New USSD pricing model, a setback for financial inclusion
Analysts at the investment banking group, United Capital, review the pricing arrangement between banks and telecom firms on the use of USSD for mobile banking and concluded that the review charges will not weigh on the volume of transactions
The Executive Vice Chairman of the National Communications Commission (NCC) in Q1-2021 disclosed that Deposit Money Banks (DMBs) owed Telcos N42 billion in accrued fees for unpaid Unstructured Supplementary Service Data (USSD) charges provided to banks by Telcos.
These accrued fees followed protracted disagreements over the pricing structure of USSD payments between Telcos and banks, after a revised template, released by the NCC in Aug-2020, stated that the USSD fee should be a corporate charge between the financial institutions and the network providers. Thus, customers should not be involved.
Before 2019, Nigeria operated a bank-led mobile money system, which differs from the telco-led mobile money model practised in Ghana and Kenya.
The critical difference between both models is that in a bank-led model, Telcos provide the underlying infrastructure for USSD services, whilst the banks leverage this infrastructure to provide the banking services.
However, since 2019, the Central Bank of Nigeria (CBN) began issuing, Mobile money and Payment Service Bank licenses to Telcos, enabling Telcos and other larger institutions to offer payment and related services.
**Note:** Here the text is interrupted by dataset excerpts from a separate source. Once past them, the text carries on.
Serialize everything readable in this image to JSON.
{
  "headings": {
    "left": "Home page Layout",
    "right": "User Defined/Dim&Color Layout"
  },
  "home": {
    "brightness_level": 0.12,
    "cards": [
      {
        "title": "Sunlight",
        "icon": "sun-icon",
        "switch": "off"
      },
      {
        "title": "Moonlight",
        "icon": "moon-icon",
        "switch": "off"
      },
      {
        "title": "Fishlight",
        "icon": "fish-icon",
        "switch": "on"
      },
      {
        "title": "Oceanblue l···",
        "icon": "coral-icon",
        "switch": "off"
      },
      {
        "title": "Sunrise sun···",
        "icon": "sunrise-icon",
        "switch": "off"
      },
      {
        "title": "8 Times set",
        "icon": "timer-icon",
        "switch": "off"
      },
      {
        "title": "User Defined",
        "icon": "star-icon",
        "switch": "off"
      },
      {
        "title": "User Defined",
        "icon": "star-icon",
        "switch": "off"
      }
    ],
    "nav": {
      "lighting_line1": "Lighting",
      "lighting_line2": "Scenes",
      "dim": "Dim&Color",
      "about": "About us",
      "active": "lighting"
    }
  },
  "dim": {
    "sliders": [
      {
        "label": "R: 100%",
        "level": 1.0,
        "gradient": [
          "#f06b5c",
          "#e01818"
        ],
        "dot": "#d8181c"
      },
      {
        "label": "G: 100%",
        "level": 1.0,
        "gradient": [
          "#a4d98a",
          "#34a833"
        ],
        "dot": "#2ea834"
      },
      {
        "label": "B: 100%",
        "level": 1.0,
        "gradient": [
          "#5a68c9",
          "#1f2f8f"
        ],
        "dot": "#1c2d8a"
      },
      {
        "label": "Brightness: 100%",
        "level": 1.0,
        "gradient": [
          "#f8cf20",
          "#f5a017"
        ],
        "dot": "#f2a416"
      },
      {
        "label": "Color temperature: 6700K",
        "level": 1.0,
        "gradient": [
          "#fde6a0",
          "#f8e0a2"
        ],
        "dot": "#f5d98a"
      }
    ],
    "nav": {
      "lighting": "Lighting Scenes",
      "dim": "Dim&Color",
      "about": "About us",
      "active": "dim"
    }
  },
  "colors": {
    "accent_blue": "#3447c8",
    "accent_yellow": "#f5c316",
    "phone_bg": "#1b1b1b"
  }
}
Effectively, Nigeria now operates a mixed model. However, banks and potential new entrants will still rely on the telco infrastructure to provide mobile money services. Nevertheless, disagreements continued to linger between both parties.
In Q1-2021, the Association of Licensed Telecommunications Operators of Nigeria (ALTON) threatened to phase out their USSD service offering to DMBs if their outstanding debts were not settled.
In Mar-2021, following several engagements, a joint statement between the CBN and the NCC announced plans to hike USSD charges from N4.00 to N6.88, a 72.1 percent increase.
Notably, in the new pricing template, the banks will now collect the customer accounts’ charges on behalf of the Telcos.
This means the customer will bear the full effect of this price increase.
That said, while we consider the new charge a headwind to the overarching objective of financial inclusion, we do not think this will weigh on mobile money transaction volume growth.